15 Certains groupes illustrant « Un thème à la mode » sont reproduits dans Catalogue 2012, cat. n°3, 4, n°5, fig.19, 20.

16 Cette Anna selbdritt en pierre, rare à l’extérieur d’un édifice, est due au ciseau de Niclaus Weckmann (début XVIe s.).

17 Sainte Anne fait pendant à sainte Agnès, de part et d’autre de saint Jean-Baptiste.

18 Calcaire, avec polychromie du XIXe s. Dépôt du Bayerisches National Museum.

19 Eglise St. Jakobus.

20 Provenant d’une chapelle près de Bürg et attribué au maître Arnt Beeldesmider. Bamberg, commerce d’art.

21 Bâle, Historisches Museum, vers 1520. Voir Annie Kaufmann-Hogenbach, Die Basler Plastik des 15. und frühen 16. Jhs., Bâle, 1952, p.46-49.
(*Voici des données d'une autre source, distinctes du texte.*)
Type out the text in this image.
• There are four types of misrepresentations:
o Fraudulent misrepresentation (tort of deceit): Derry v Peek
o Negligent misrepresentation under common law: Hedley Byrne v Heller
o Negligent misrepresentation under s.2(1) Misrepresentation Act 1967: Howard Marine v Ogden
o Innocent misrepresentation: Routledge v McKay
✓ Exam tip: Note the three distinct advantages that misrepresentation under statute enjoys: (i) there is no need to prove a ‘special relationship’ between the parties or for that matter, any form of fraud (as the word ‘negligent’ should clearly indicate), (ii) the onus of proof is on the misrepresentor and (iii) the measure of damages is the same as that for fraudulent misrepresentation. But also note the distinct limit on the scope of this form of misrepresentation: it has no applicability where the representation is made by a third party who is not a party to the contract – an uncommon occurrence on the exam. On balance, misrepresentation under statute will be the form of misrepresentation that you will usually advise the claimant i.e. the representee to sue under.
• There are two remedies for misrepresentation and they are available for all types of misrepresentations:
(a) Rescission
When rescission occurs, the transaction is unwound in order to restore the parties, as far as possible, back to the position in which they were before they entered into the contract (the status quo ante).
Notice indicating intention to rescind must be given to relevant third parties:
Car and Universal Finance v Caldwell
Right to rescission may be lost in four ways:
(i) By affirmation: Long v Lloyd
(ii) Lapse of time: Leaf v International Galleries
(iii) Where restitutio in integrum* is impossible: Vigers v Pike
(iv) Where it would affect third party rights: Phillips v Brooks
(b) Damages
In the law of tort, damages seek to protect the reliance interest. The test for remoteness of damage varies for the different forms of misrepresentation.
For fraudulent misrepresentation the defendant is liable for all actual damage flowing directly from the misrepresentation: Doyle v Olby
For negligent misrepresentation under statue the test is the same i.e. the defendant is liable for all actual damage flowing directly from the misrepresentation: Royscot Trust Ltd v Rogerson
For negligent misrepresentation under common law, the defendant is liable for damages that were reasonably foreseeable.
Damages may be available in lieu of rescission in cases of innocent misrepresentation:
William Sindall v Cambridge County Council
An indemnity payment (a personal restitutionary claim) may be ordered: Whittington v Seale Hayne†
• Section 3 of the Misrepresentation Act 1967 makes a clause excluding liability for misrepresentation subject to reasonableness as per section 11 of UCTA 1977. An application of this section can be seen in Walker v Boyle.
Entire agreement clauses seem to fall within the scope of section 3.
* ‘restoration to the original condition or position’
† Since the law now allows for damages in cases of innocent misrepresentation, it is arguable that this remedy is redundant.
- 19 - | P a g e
22 New York, Metropolitan Museum, vers 1515-1530. Reproduite dans Catalogue 2012, fig.17 et Hanovre, Niedersächsiges Landesmuseum. Cette représentation de quatre générations est parfois appelée Emerentia selbviert.

23 Voir Jean Markale, La Femme celte, Payot, 1972, particulièrement p.75, 198, 201-202 et 343, sur la filiation entre la déesse mère Dana, ou Ana, adorée par les Celtes et sainte Anne, vénérée par les Bretons.

24 Vers 1475. Bruxelles. Musée Royal d’Art Ancien.

25 Atelier de Memling (vers 1480), Munich, Alte Pinakothek. Maître anonyme brugeois (vers 1488) Lubeck, Sankt Annen Museum. Maître de la Légende de sainte Ursule (fin XVe.), Bruxelles. Musée royal d’art ancien.

26 Vers 1510. Nuremberg, Germanisches National Museum. On peut rapprocher de cette oeuvre le tableau de Cornelis Engebrechtsz, conserve à Leipzig.

27 Dessin à la plume rehaussé d’aquarelle, daté 1514. Nuremberg, Germanisches National Museum.